The Venezuelan government is planning the construction of more than 200 "socialist" factories around the country in the next two years, according to an announcement made yesterday during a meeting of the Central Planning Committee.

Mérida, September 5, 2007 (venezuelanalysis.com) – The Venezuelan government is planning the construction of more than 200 "socialist" factories around the country in the next two years, according to an announcement made yesterday during a meeting of the Central Planning Committee. President Hugo Chavez has explained that the new federal districts proposed in the constitutional reform play a role in the construction of these factories in different regions of the country.

The Venezuelan president hosted the meeting at the presidential palace on Tuesday to discuss what has been called the Plan for Socialist Factories 2007, an initiative that has the goal of reducing dependence on imports and elevating national production in strategic sectors of the economy. The idea was first announced by the president last June as a part of a new economic model being promoted by the Chavez government.

At the meeting, Minister of Light Industry and Commerce Maria Cristina Iglesias presented the project to the president and the planning committee. Iglesias assured the viability of the plan and explained that the objectives would be carried out in several phases completing the construction of more than 200 factories by 2009.

According to initial reports, among the enterprises planned are factories in the areas of chemical products, health care products, housing and building materials, transportation, and the food industry. Also mentioned were the electrical, energy, and petrochemical sectors.

President Chavez also suggested other areas that they should consider developing. Among those he named ecotourism and biotechnology as possibilities given the ecologic and environmental potential that characterize the southern region of Venezuela. Chavez emphasized that the new plans need to be very well coordinated with maximum efficiency.

Many of the new productive projects will be done with cooperation from other countries that intend to provide technologies that Venezuela does not possess. Among the countries mentioned are Belarus, Vietnam, Italy, and Brazil, all of whom will provide the necessary technology in the production of items such as plastic tubes, kitchen utensils, electronics, motors, motorcycles, and trucks.
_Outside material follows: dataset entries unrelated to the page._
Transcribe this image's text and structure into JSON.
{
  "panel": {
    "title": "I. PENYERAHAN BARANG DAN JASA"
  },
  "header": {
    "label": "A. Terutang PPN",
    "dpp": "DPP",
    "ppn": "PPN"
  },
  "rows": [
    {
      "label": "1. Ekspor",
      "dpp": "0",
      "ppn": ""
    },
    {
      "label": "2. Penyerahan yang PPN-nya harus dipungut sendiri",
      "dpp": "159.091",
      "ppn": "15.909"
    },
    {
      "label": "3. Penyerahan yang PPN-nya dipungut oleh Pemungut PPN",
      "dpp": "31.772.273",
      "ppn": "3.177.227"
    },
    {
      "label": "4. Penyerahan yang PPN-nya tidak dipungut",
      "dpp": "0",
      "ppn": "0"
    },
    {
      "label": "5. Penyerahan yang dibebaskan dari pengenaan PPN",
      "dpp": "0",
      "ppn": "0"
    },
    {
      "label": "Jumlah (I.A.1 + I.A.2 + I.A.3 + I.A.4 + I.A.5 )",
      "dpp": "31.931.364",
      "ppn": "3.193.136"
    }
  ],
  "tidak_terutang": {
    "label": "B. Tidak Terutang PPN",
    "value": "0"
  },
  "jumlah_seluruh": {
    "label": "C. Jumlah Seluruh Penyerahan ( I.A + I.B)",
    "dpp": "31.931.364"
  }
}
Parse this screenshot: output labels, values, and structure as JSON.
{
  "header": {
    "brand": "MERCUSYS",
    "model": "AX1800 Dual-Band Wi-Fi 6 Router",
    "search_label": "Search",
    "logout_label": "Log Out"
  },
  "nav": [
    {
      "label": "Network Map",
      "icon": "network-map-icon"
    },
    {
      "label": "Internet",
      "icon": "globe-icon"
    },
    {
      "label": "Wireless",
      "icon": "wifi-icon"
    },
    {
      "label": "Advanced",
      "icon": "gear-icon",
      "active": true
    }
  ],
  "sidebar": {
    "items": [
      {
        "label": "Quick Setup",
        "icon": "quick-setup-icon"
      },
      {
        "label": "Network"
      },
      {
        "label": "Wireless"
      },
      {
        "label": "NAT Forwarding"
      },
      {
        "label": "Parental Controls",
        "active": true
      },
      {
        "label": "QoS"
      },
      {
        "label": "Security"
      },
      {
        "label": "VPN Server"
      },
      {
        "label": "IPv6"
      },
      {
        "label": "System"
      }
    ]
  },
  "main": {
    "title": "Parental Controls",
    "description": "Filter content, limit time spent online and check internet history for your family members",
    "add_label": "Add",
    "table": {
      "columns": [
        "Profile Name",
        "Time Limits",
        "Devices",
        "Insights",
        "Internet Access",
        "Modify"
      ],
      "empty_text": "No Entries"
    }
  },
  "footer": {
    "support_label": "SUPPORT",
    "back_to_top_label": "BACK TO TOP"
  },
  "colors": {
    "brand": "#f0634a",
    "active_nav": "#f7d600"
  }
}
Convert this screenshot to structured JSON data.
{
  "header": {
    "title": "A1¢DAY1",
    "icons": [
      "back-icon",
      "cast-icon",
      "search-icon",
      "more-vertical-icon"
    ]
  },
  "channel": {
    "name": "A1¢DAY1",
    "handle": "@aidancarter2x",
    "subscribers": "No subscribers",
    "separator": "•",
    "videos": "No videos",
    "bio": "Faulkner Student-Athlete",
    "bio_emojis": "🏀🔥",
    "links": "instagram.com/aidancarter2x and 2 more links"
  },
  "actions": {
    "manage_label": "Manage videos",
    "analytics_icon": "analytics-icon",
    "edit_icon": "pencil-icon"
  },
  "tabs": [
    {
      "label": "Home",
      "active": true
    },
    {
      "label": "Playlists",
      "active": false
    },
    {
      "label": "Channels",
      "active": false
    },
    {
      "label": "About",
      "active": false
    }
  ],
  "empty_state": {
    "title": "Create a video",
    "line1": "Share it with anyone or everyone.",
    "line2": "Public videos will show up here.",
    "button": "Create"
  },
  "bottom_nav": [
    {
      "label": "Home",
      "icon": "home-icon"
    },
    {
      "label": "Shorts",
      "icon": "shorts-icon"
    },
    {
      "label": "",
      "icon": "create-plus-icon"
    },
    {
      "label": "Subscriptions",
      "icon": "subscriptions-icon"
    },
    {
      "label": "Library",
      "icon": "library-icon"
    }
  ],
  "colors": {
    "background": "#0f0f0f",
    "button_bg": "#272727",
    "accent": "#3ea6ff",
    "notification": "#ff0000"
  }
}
This project is part of a larger strategy of the Chavez government to increase national production and develop national industries with the expertise and technology of a variety of different nations. Chavez has explained how the new factories will be placed in different regions around the country in order to improve the socio-economic conditions in some of the poorer regions of the country.

In his recent proposal for a reform to the national constitution, President Chavez laid out in Article 16 the creation of new federal districts that would allow the national government to place certain regions of the country under direct control of the national government for a certain time period, and thus bypass state bureaucracy in carrying out development plans in different regions.

"Instead of putting the factories all in one place, we can put motor factory in one place, the transmission factory in another, and that way spread out the economic power so that it includes everyone," explained Chavez.

Article 16 of the proposed constitutional reform would also set up the so-called "communes" as basic organizational structures in the country. A "commune" according to the reform proposal, would be a self-governing body made up of several organized communities united together and organized as a form of participatory democracy. Each commune would be made up of several of the now-existing communal councils.

The Central Planning Committee discussed on Tuesday the creation of factories under the control of such "communes" as a way of developing a new form of socialist economy. President Chavez has stated on other occasions that the new "socialist" factories could eventually be put under the control of the "communes" as a form of "communal" property as is also laid out in the proposed constitutional reform.

On Tuesday the planning committee discussed with President Chavez the construction of this new type of economic structure such as the first of ten corn processing plants inaugurated on Sunday by the president. The corn processing plants, as is planned with other types of factories, are operated by the local communities organized into Communal Councils.

The strategy, according to plans laid out on Tuesday, is to create 10 corn processing plants, 10 milk processing plants, 8 plastics factories, and an auto parts factory under this same organizational scheme.